Its creditors have reason to be upset. The company is refusing to pay rent for the next five months and it is in the process asking its landlords to agree to yet another round of significant, permanent rent reductions.
Landlords worry that the plan here is to walk away from leases.
Suppliers worry that Debenhams will use administration as a means of avoiding paying for summer stock that it has ordered and will now struggle to sell.
Debenhams says it will pay suppliers who “continue to provide goods and services during the administration”. This offers some guarantees for new orders but, crucially, not for any goods or services already delivered.
Debenhams say they have put the business into administration to protect it from legal action by its creditors, ITV News Business Editor Joel Hills explains
The truth is that an awful lot remains unclear.
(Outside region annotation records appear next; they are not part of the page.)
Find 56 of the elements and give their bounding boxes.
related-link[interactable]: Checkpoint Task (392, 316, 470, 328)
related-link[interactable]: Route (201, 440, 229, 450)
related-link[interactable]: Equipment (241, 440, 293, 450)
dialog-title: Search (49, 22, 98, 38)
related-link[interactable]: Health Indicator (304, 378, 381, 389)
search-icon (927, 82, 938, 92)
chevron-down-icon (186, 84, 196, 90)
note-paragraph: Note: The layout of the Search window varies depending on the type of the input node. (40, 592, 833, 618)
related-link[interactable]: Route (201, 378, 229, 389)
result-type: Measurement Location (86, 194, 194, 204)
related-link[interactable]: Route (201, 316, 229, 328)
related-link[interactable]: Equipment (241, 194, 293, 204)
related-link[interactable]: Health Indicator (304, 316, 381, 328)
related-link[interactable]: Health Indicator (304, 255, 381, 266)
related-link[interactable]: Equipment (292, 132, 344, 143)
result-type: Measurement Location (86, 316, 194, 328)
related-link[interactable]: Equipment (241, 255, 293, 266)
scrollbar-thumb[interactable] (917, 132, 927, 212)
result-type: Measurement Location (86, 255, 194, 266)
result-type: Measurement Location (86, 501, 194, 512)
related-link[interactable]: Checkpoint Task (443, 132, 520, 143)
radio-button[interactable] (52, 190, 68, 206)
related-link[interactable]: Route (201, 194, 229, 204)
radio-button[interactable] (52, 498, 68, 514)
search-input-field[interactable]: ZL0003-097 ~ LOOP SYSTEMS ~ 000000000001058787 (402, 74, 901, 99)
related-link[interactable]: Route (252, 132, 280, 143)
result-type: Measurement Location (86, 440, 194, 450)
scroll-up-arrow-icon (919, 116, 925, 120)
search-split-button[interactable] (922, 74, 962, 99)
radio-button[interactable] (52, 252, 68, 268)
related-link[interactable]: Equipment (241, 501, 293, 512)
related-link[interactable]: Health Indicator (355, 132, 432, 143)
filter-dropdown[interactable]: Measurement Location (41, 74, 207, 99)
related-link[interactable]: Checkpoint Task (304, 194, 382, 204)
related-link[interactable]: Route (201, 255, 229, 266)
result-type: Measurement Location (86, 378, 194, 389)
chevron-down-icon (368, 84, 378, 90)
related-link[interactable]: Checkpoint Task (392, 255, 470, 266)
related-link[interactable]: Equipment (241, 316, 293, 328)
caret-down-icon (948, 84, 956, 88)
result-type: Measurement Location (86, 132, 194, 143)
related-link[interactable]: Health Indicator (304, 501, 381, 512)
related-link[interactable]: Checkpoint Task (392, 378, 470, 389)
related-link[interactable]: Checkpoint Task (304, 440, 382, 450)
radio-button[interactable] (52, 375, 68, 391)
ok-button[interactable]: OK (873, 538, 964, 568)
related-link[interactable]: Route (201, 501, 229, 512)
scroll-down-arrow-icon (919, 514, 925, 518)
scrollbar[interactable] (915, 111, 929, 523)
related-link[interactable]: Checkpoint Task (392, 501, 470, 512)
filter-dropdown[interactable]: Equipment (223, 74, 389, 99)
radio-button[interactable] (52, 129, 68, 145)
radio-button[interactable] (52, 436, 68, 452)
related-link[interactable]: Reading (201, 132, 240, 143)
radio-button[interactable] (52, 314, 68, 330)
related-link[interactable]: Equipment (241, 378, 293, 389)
Debenhams hasn’t said how it plans to exit administration or who will be expected to bear the losses when it does.
And it isn’t clear if the owners of the business, a consortium of hedge funds and banks lead by Silver Point Capital, will be among the losers. Silver Point bought a considerable amount of Debenhams debt at a discount. Is it prepared to accept a cash loss on its investment?
In the last year, Debenhams has closed 22 stores. A further 28 are expected to shut in the next twelve months.
Tonight, a source close to Debenhams insisted "there isn’t a new store closure programme" but admits "a handful of extra stores may need to close," depending on the outcome of talks with landlords.
In a statement, its chief executive, Stefaan Vansteenkiste, said: "We are striving to protect jobs and reopen as many Debenhams stores for trading as we can, as soon as this is possible."
Debenhams is up against it and it isn’t alone. Retailers like New Look and Sir Philip Green’s Arcadia Group say they are struggling to pay rent. The big shopping centre owners, Intu and Hammerson, have said they are struggling to collect it.
The longer the retail sector remains locked down, the more likely it is retailers will fail.